Taylor Series based Sin() implementation using templates C++

Question

I am working on an implementation of the sin() function based on the taylor series using templates. My code so far goes as follows:

template<unsigned I>
struct factorial{
    enum{  
    value = I * factorial<I -1>::value
    };
};
template<>
struct factorial<0>
{
    enum{ value = 1};
};
template<unsigned pow>
inline double power(double const& value){
    return value * power<pow-1>(value);
}
template<>
inline double power<1>(double const& value){
    return value;
}
template <unsigned term>
inline double taylor_sine_term(double const& x) {
    return (power<term>(-1) / factorial<(2*term)+1>::value) * power<(2*term)+1>(x);
}

The issue I am having is creating the function to use the taylor_sine_term function to expand the series for N number of terms.The function would be functionally equivalent to the following.

template<unsigned terms>
inline double taylor_sine(double const& x){
    return taylor_sine_term<1>(x)+taylor_sine_term<2>(x) + ... + taylor_sine_term<terms>(x);
}

Basically I need to figure out a way to generate a sequence of integer constants that can be used as the term number template parameter in the taylor_sine_term function for N number of terms and sum them all together. The result will expand into the full taylor series for N number of terms. The problem is I don't know where to start.

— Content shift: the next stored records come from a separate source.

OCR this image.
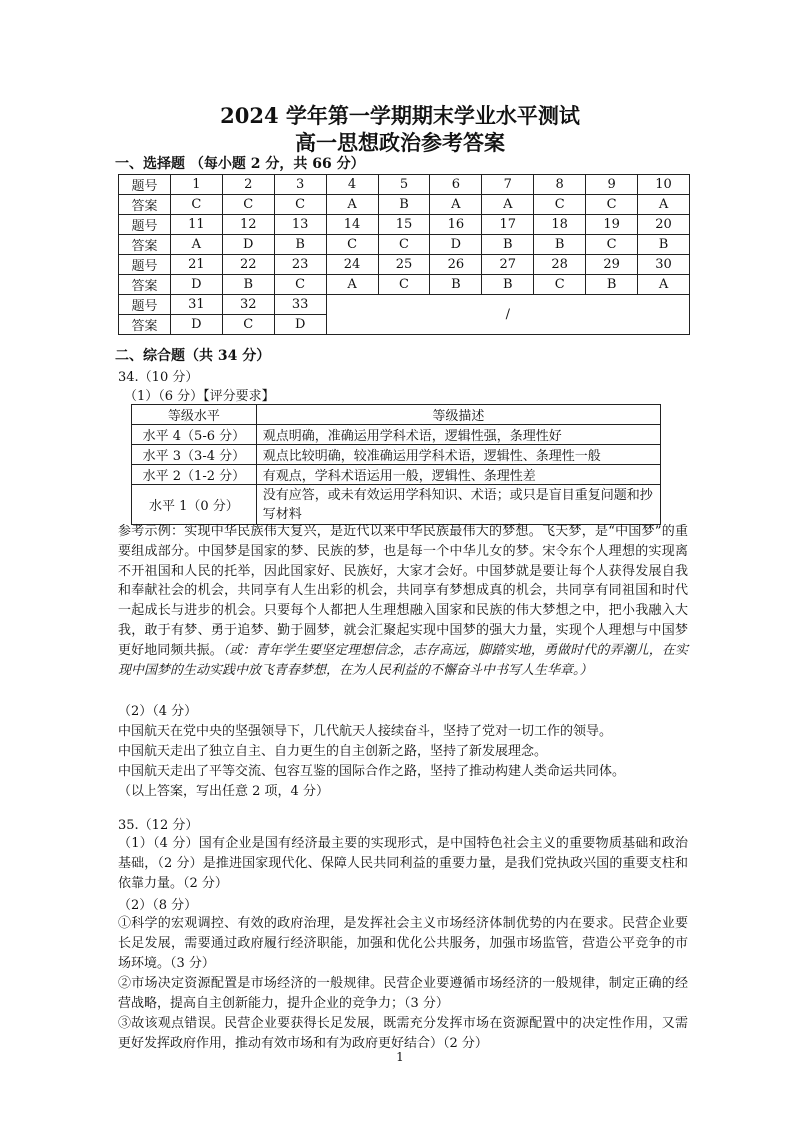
2024 学年第一学期期末学业水平测试
高一思想政治参考答案
一、选择题 （每小题 2 分，共 66 分）
题号	1	2	3	4	5	6	7	8	9	10
答案	C	C	C	A	B	A	A	C	C	A
题号	11	12	13	14	15	16	17	18	19	20
答案	A	D	B	C	C	D	B	B	C	B
题号	21	22	23	24	25	26	27	28	29	30
答案	D	B	C	A	C	B	B	C	B	A
题号	31	32	33	/						
答案	D	C	D							
二、综合题（共 34 分）
34.（10 分）
（1）（6 分）【评分要求】
等级水平	等级描述
水平 4（5-6 分）	观点明确，准确运用学科术语，逻辑性强，条理性好
水平 3（3-4 分）	观点比较明确，较准确运用学科术语，逻辑性、条理性一般
水平 2（1-2 分）	有观点，学科术语运用一般，逻辑性、条理性差
水平 1（0 分）	没有应答，或未有效运用学科知识、术语；或只是盲目重复问题和抄写材料
参考示例：实现中华民族伟大复兴，是近代以来中华民族最伟大的梦想。飞天梦，是“中国梦”的重要组成部分。中国梦是国家的梦、民族的梦，也是每一个中华儿女的梦。宋令东个人理想的实现离不开祖国和人民的托举，因此国家好、民族好，大家才会好。中国梦就是要让每个人获得发展自我和奉献社会的机会，共同享有人生出彩的机会，共同享有梦想成真的机会，共同享有同祖国和时代一起成长与进步的机会。只要每个人都把人生理想融入国家和民族的伟大梦想之中，把小我融入大我，敢于有梦、勇于追梦、勤于圆梦，就会汇聚起实现中国梦的强大力量，实现个人理想与中国梦更好地同频共振。（或：青年学生要坚定理想信念，志存高远，脚踏实地，勇做时代的弄潮儿，在实现中国梦的生动实践中放飞青春梦想，在为人民利益的不懈奋斗中书写人生华章。）
（2）（4 分）
中国航天在党中央的坚强领导下，几代航天人接续奋斗，坚持了党对一切工作的领导。
中国航天走出了独立自主、自力更生的自主创新之路，坚持了新发展理念。
中国航天走出了平等交流、包容互鉴的国际合作之路，坚持了推动构建人类命运共同体。
（以上答案，写出任意 2 项，4 分）
35.（12 分）
（1）（4 分）国有企业是国有经济最主要的实现形式，是中国特色社会主义的重要物质基础和政治基础，（2 分）是推进国家现代化、保障人民共同利益的重要力量，是我们党执政兴国的重要支柱和依靠力量。（2 分）
（2）（8 分）
①科学的宏观调控、有效的政府治理，是发挥社会主义市场经济体制优势的内在要求。民营企业要长足发展，需要通过政府履行经济职能，加强和优化公共服务，加强市场监管，营造公平竞争的市场环境。（3 分）
②市场决定资源配置是市场经济的一般规律。民营企业要遵循市场经济的一般规律，制定正确的经营战略，提高自主创新能力，提升企业的竞争力；（3 分）
③故该观点错误。民营企业要获得长足发展，既需充分发挥市场在资源配置中的决定性作用，又需更好发挥政府作用，推动有效市场和有为政府更好结合）（2 分）
1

Any help is appreciated, Thanks.

Answer 1

Same way you wrote the other ones: a recursive case and a base case:

template<unsigned terms>
inline double taylor_sine(double const& x) {
    return taylor_sine_term<terms>(x) + // current term
           taylor_sine<terms-1>(x);     // rest of terms
}

template <>
inline double taylor_sine<0>(const double& x) {
    return taylor_sine_term<0>(x);
}

Alternatively, you could use the index sequence trick to get all of them:

template <unsigned terms>
inline double taylor_sine(double const& x) {
    return taylor_sine(x, std::make_index_sequence<terms+1>{});
}

template <unsigned terms, size_t... Is>
inline double taylor_sine(const double& x, std::index_sequence<Is...> ) {
    double res = 0.0;
    for (double t : {taylor_sine_term<Is>(x)...}) {
        res += t;
    }
    return res;

    /* or in C++17
    return (taylor_sine_term<Is>(x) + ...);
    */
}

Note that you should change your base case on power to be power<0>.

Answer 2

It sounds like you want a recursively defined template

template<unsigned terms>
inline double taylor_sine(double const& x){
    return taylor_sine<terms-1>(x)+taylor_sine_term<terms>(x);
}

Then you would want to specialize for either 0 or 1 to terminate. But I think you can't specialize the function template, so you would need to bury that all in a functor template, which you can specialize.